Quicklittlenamechange · 28/02/2020 17:13

Patchwork
Did you not read the bit where OP said the MIL would then strong arm her way into the daytime plans and control/change everything ?
Also the bit about the DC being unpleasant to the OP is always reeled out on here.🙄
Nope my DC grew up and understood the GP behaviour was controlling and manipulative and doesnt see them-their choice .
We have a very good relationship with them and their partners.
I wonder why ? Oh yes because we are not controlling and selfish.

Quicklittlenamechange · 28/02/2020 17:18

I should add mine wasnt my MiL
-she is an amazing, lovely woman Smile

strawberry2017 · 28/02/2020 18:34

In defence of the OP she wasn't having her own family there on the birthday either.
So this was not an dig at the MIL it was her wanting to celebrate her DS 2nd birthday the way she wanted to.

Deelish75 · 28/02/2020 20:01

OP, I’m another that has come on to say I hear you, I had a similar problem with my own mother.

Quicklittlenamechange has it spot on. It is so exhausting having a manipulator in the family, you can’t just get on with your daily life, they want control - be it a day trip out to which household chores you are going to do first. My mum would visit for 3 days at a time and it would take me about a week to recover.

DoubleFunMum · 28/02/2020 20:25

I agree with Wonkybanana, it's a control thing. My MIL does this too. She doesn't like to be invited or join in with plans - she needs to be in charge of the plans. This has extended to ridiculous situations and a complete inability to turn up when invited, ever. She once brought a friend (not invited!) to our house for a kids birthday party a full hour early and was surprised that I was just out the shower (and a bit grumpy about finding a stranger sat in my living room).
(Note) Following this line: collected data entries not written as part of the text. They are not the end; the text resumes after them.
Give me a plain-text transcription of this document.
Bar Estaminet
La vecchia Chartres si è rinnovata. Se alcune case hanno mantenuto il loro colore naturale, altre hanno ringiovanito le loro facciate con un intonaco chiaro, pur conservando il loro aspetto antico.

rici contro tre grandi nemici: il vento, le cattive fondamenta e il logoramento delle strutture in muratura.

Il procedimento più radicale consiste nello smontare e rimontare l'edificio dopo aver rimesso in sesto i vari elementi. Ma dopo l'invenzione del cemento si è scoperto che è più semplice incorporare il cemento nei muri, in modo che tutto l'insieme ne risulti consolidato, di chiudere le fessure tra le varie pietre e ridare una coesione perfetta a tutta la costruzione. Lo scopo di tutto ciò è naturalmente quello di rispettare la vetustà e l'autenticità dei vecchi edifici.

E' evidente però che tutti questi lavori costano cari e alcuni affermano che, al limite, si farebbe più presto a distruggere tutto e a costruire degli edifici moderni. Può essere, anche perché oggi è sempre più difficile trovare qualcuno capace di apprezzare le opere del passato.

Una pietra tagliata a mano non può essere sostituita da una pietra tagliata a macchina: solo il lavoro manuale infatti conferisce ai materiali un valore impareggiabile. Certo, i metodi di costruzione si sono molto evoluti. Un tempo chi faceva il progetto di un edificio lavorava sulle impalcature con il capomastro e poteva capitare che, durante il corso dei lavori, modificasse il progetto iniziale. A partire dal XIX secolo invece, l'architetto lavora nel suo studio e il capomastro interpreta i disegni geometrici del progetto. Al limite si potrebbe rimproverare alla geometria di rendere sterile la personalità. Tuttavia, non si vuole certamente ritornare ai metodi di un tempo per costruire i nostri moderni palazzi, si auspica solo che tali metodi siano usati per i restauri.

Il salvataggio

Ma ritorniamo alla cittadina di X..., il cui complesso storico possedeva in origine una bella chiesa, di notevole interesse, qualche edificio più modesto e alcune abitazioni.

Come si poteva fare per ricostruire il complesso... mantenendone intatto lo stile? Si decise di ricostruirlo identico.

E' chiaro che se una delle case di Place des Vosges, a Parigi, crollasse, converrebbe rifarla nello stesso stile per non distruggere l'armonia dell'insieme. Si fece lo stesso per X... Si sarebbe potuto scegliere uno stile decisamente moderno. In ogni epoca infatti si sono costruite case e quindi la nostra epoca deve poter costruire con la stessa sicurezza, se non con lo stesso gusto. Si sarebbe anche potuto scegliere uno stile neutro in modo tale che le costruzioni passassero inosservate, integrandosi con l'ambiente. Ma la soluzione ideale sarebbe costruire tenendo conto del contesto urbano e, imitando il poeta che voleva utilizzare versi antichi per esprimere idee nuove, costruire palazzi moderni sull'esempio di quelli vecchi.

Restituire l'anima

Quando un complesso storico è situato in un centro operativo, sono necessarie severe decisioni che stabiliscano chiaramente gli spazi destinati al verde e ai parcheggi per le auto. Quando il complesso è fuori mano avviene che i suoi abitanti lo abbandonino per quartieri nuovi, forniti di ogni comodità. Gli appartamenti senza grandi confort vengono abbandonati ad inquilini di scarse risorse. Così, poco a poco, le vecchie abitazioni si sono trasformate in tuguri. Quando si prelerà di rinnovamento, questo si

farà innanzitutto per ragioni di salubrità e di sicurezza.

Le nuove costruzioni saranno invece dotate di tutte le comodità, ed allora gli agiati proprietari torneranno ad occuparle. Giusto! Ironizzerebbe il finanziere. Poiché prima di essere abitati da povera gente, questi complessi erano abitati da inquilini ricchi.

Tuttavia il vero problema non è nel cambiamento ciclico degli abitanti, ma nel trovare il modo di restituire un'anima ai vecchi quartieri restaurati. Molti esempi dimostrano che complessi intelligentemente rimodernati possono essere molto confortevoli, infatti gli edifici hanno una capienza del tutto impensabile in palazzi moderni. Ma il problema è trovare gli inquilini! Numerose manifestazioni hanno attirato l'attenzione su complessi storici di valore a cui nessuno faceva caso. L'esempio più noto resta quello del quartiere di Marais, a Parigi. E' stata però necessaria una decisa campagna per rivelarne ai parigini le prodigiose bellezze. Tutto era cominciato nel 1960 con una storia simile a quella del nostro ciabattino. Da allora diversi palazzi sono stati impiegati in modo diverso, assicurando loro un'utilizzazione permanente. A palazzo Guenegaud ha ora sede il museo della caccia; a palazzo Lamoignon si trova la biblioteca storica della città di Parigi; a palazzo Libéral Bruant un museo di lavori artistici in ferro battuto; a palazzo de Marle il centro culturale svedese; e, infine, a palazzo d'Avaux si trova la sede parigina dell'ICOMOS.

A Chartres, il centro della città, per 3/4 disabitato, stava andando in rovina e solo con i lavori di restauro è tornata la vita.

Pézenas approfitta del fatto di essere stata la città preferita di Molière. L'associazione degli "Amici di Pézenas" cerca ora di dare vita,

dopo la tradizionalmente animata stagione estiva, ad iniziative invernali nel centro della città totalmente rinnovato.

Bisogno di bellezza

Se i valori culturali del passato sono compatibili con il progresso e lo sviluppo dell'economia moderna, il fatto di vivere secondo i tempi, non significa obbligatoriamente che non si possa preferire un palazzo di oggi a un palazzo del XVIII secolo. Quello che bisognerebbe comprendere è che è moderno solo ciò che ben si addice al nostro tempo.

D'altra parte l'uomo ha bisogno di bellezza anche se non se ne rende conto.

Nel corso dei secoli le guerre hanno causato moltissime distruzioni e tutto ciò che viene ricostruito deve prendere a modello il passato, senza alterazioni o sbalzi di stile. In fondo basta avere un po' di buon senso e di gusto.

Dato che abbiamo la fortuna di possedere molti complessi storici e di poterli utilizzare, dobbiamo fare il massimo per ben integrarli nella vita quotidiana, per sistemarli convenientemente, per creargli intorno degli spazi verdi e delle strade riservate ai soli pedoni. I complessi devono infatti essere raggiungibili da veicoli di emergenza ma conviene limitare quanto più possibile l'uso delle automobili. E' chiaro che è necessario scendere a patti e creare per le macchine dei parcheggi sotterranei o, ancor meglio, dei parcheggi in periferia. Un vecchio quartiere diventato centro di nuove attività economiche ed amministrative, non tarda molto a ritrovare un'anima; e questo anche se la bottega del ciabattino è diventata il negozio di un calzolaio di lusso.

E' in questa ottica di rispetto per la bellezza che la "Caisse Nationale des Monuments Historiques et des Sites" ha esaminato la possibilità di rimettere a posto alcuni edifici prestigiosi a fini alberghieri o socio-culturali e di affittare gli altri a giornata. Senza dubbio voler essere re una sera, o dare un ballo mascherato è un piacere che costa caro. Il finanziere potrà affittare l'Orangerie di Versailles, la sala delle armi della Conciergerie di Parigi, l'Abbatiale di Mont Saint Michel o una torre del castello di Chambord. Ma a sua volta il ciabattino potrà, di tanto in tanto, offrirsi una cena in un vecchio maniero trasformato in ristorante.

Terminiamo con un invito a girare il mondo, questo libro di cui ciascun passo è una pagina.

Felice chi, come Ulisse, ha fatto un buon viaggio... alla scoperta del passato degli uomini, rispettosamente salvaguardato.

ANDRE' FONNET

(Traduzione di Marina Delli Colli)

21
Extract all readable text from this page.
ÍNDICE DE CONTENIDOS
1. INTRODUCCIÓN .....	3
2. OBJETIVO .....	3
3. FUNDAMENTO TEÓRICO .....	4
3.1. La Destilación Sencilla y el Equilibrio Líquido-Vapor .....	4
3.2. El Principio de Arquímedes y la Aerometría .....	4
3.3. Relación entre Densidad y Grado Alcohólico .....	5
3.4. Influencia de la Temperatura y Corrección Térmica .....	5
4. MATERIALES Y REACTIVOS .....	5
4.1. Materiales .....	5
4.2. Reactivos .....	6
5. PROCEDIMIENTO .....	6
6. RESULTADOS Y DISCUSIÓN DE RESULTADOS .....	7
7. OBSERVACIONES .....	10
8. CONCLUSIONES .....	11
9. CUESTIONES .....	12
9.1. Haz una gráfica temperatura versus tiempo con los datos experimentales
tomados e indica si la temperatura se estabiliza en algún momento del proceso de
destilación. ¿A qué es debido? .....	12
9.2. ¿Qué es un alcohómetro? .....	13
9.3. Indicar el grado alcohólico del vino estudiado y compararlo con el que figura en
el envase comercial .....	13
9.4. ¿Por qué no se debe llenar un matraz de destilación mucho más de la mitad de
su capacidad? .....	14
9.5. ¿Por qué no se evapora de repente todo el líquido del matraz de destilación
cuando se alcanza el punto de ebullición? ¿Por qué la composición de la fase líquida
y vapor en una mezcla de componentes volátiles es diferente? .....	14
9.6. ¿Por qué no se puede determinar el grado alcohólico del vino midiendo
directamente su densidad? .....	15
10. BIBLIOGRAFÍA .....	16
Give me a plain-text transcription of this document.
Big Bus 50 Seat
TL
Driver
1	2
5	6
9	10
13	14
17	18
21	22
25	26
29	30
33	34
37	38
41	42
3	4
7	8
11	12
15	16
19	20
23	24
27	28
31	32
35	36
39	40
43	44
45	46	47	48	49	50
She knew fine what time the party started and when my DH questioned why she was an hour early she said she was worried there would be nowhere to park (in our non busy, residential street). No, she just wanted to see the kids before everyone else, including their other grandparents! Never asked, never cared whether it was convenient , just does what the hell she likes and whatever suits her, even if it involves some lying and manipulating. All in a normal day for her! OP, you have my sympathies.

HomerSimpsonSmilingPolitely · 28/02/2020 20:27

Just say no and suggest a suitable alternative. If she turns up anyway just be out, or on your way out/busy if she catches you at home.